Finally, a league in West Indies' comfort zone
Though the West Indies are far from completing their revival, the first step towards it was winning the World Twenty20 last year. It made the team realise their potential and the countrymen sit up and take note that they could again be world champions. Somshuvra Laha reports.cricket Updated: Jul 08, 2013 01:21 IST
Though the West Indies are far from completing their revival, the first step towards it was winning the World Twenty20 last year. It made the team realise their potential and the countrymen sit up and take note that they could again be world champions.
Go around the Caribbean and most people say they would pay to watch only T20s. It has struck a chord with everyone, from Dwayne Bravo’s father, who eats, sleeps and breathes the Chennai Super Kings, to even the old generation.
“It is three hours of thrilling cricket, non-stop music, dancing and a lot of drinking. I think T20 cricket is made for the West Indies,” said Bryan, a 60-year old bar owner.
The Caribbean has had quite a few T20 tournaments -- the Stanford Twenty20 to the one run by the board till last year. By the end of this month, however, they would be jiving to the Caribbean Premier League (CPL), a tournament planned to be at par with the Indian domestic league and Big Bash in Australia in terms of star and entertainment quotient.
Right now, preparations are in full swing for the tournament. Lights are being installed or renovated at the stadiums. There will be cheer girls, a lot of hip-hop music and alcohol. In fact, a major liquor company that specialises in rum is an official partner.
All six countries making up the West Indies are represented through franchises, which have coaches who are stalwarts, the biggest of them being Viv Richards, who will coach the Antigua Hawksbills.
For a change, it is local players like Chris Gayle, Sunil Narine, Kieron Pollard, Bravo and Marlon Samuels who have courted more attention than internationals.
“If you see our team, eight or nine of them are superstars in the Indian domestic T20 league. And we are hoping the CPL will produce more superstars, more players who can get used to the fierce competition. That is one thing that we got to see in the Indian league,” said West Indies coach Ottis Gibson.

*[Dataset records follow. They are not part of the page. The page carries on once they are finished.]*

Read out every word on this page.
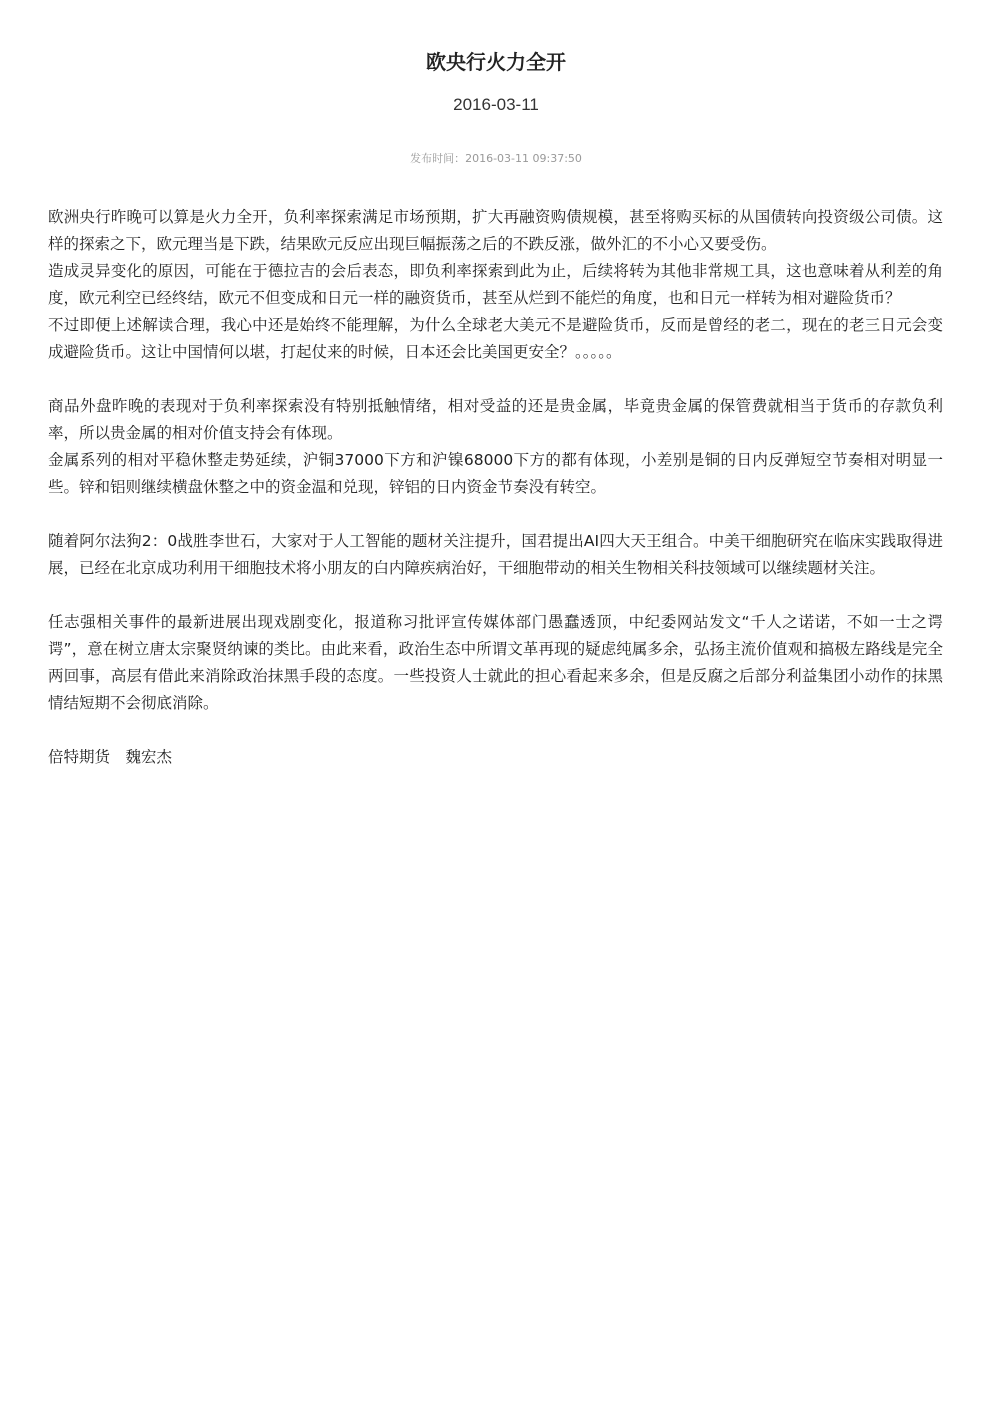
欧央行火力全开
2016-03-11
发布时间：2016-03-11 09:37:50

欧洲央行昨晚可以算是火力全开，负利率探索满足市场预期，扩大再融资购债规模，甚至将购买标的从国债转向投资级公司债。这样的探索之下，欧元理当是下跌，结果欧元反应出现巨幅振荡之后的不跌反涨，做外汇的不小心又要受伤。

造成灵异变化的原因，可能在于德拉吉的会后表态，即负利率探索到此为止，后续将转为其他非常规工具，这也意味着从利差的角度，欧元利空已经终结，欧元不但变成和日元一样的融资货币，甚至从烂到不能烂的角度，也和日元一样转为相对避险货币？

不过即便上述解读合理，我心中还是始终不能理解，为什么全球老大美元不是避险货币，反而是曾经的老二，现在的老三日元会变成避险货币。这让中国情何以堪，打起仗来的时候，日本还会比美国更安全？。。。。。

商品外盘昨晚的表现对于负利率探索没有特别抵触情绪，相对受益的还是贵金属，毕竟贵金属的保管费就相当于货币的存款负利率，所以贵金属的相对价值支持会有体现。

金属系列的相对平稳休整走势延续，沪铜37000下方和沪镍68000下方的都有体现，小差别是铜的日内反弹短空节奏相对明显一些。锌和铝则继续横盘休整之中的资金温和兑现，锌铝的日内资金节奏没有转空。

随着阿尔法狗2：0战胜李世石，大家对于人工智能的题材关注提升，国君提出AI四大天王组合。中美干细胞研究在临床实践取得进展，已经在北京成功利用干细胞技术将小朋友的白内障疾病治好，干细胞带动的相关生物相关科技领域可以继续题材关注。

任志强相关事件的最新进展出现戏剧变化，报道称习批评宣传媒体部门愚蠢透顶，中纪委网站发文“千人之诺诺，不如一士之谔谔”，意在树立唐太宗聚贤纳谏的类比。由此来看，政治生态中所谓文革再现的疑虑纯属多余，弘扬主流价值观和搞极左路线是完全两回事，高层有借此来消除政治抹黑手段的态度。一些投资人士就此的担心看起来多余，但是反腐之后部分利益集团小动作的抹黑情结短期不会彻底消除。

倍特期货　魏宏杰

The lack of quality cricket has led to a dip in the game’s popularity. It has got worse with the ICC hardly handing any good tours. “We need to play more against top teams. Last year, we played Sri Lanka, Bangladesh and New Zealand. This year we played Zimbabwe. Next year we again play Bangladesh and New Zealand. You can only play according to the ICC Future Tours Programme,” said Gibson.